3. Improved communication and technology
“Free WiFi everywhere,” said Jira. People, especially tourists, always need to communicate. Improvements in telecommunication and information services should also be a top priority to attract more foreigners to visit the Philippines.
4. Ease of access
A tremendous increase in Taiwan’s foreign tourism was seen upon its implementation of visa-free entry for Filipinos—a 44.13 percent growth in 2018. Lao suggested the Philippines to do the same for countries who have opened their doors to Filipinos, and to ensure shorter immigration lines, waiting time, and bigger transit areas to ensure a more efficient transport for all passengers and travellers. “When people see that the lines are so light, they love it—they’d want to come back. But if the lines are too long, these discourage them. Single ASEAN Visa is another option,” added Jira.
5. More competitive prices and ‘coopetition’
How come it costs the same—or more—to travel around the Philippines than to go abroad?
Bautista suggested that we need cheaper and more affordable accommodations and fares through a fair Open Skies Policy to attract more visitors.
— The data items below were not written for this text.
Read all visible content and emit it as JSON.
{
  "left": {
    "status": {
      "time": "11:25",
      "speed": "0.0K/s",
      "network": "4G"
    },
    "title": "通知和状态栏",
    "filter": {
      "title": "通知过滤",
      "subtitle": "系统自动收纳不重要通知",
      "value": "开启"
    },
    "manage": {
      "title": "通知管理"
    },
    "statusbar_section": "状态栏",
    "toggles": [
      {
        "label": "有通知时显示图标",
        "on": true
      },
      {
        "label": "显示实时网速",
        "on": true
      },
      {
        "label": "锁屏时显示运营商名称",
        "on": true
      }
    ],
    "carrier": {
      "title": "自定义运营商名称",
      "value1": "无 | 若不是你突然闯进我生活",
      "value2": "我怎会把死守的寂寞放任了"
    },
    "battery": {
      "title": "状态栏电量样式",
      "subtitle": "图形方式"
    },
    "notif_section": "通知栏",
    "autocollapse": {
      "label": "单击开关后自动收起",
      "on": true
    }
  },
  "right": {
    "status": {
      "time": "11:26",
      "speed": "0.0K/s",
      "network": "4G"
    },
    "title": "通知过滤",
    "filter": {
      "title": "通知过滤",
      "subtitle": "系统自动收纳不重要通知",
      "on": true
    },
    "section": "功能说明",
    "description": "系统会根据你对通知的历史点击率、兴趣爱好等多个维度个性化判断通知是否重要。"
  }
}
While industry prices follow and are mostly affected by policies and economies of scale, Zobel de Ayala pointed out, “We need an integrated framework and policies as a whole in order to bring down prices.”
Forum intervener Amb. Delia Domingo-Albert highlighted the importance of “coopetition.” “Our competitor should be outside ASEAN and we ASEAN countries should work together to increase tourism in the region,” said Albert.
Jira suggested to the airline representatives, “Why not offer a connecting flight to the Philippines, say from Thailand, for only $100 so, those who visit Thailand will also be encouraged to visit the Philippines?” Lao replied, “We’re part of Value Alliance, so we have policies to follow… but yes, that’s feasible—maybe even lower than $100.”
To close the forum, PA Joey Concepcion shared updates on the ongoing plans to improve NAIA and to build a second runway, and reiterated the importance of public-private partnership in boosting tourism.